5) Seek Out Speaking Opportunities

Before you sponsor an event, see if you can have an even more powerful presence at the event through a speaking engagement. Most events will likely have sessions where you can either educate attendees about an industry topic, or talk about your company and the industry -- growing not just brand awareness for your company, but also your thought leadership and credibility in front of an importance audience. Oh, and that doesn't even include the hundreds or thousands of people who may be following the event on Twitter!

If you are considering event sponsorship anyway, you might find opportunities as a speaker help get you an added level of visibility that can really make your investment worth your while.

6) Get to Know the Audience Profile

One of the most important factors to consider before sponsoring an event is the attendee profile we talked about earlier.
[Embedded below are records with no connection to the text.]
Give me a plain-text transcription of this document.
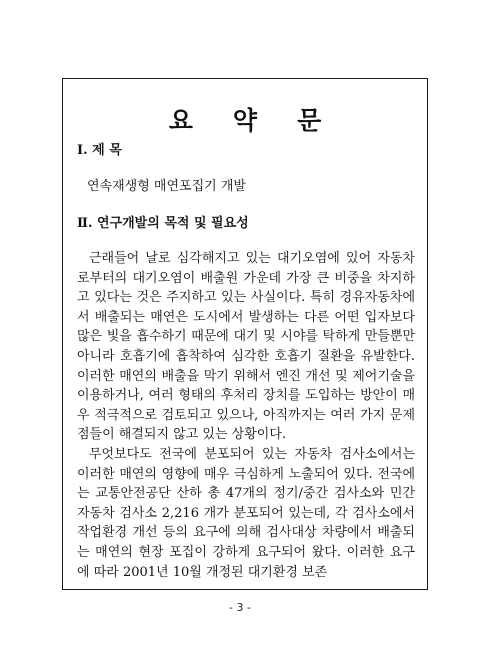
요 약 문
Ⅰ. 제 목
연속재생형 매연포집기 개발
Ⅱ. 연구개발의 목적 및 필요성

근래들어 날로 심각해지고 있는 대기오염에 있어 자동차로부터의 대기오염이 배출원 가운데 가장 큰 비중을 차지하고 있다는 것은 주지하고 있는 사실이다. 특히 경유자동차에서 배출되는 매연은 도시에서 발생하는 다른 어떤 입자보다 많은 빛을 흡수하기 때문에 대기 및 시야를 탁하게 만들뿐만 아니라 호흡기에 흡착하여 심각한 호흡기 질환을 유발한다. 이러한 매연의 배출을 막기 위해서 엔진 개선 및 제어기술을 이용하거나, 여러 형태의 후처리 장치를 도입하는 방안이 매우 적극적으로 검토되고 있으나, 아직까지는 여러 가지 문제점들이 해결되지 않고 있는 상황이다.

무엇보다도 전국에 분포되어 있는 자동차 검사소에서는 이러한 매연의 영향에 매우 극심하게 노출되어 있다. 전국에는 교통안전공단 산하 총 47개의 정기/중간 검사소와 민간 자동차 검사소 2,216 개가 분포되어 있는데, 각 검사소에서 작업환경 개선 등의 요구에 의해 검사대상 차량에서 배출되는 매연의 현장 포집이 강하게 요구되어 왔다. 이러한 요구에 따라 2001년 10월 개정된 대기환경 보존

- 3 -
As a potential sponsor, ask questions like, "Are the attendees decision makers?" "What role in the company are the attendees? Managers? Directors? C-Suite?" "What industries are represented?" "How many attendees will be at the event?" The answers to these questions can give you a better idea of whether or not a large portion of the attendees align with your target market.

(Tip: Even if the audience aligns perfectly with your buyer persona, consider whether you need to shell out for a sponsorship to get to know these folks. You may find you're already reaching most of them in other, less expensive ways -- like through social media, or blogging.)

7) Investigate the Other Sponsors

Before sponsoring an event, take a look at who else is sponsoring and/or speaking at the event. Surrounding yourself with reputable, relevant names should be central to your decision-making. Think of it this way -- with great sponsors also come great attendees who are definitely worth surrounding yourself with.

You may also want to take a look at what events companies in your industry are sponsoring. If your competitors -- or even complementary companies -- are signing up to sponsor an event, it's a good indication you should have some presence there as well.

8) Establish the Media Presence

Many events attract journalists and other influencers. See if that's the case with any events you're considering sponsoring, and whether you'll be able to get some face time with anyone. Many event organizers will provide the opportunity to invite certain professionals in the media to the event if you are interested in meeting with them.

Events are a great way to do a little media hobnobbing -- or at the very least, get your brand and name in front of the media in a natural, contextual way. This is also an excellent way to get some coverage from outlets that aren't nearby your company's home base.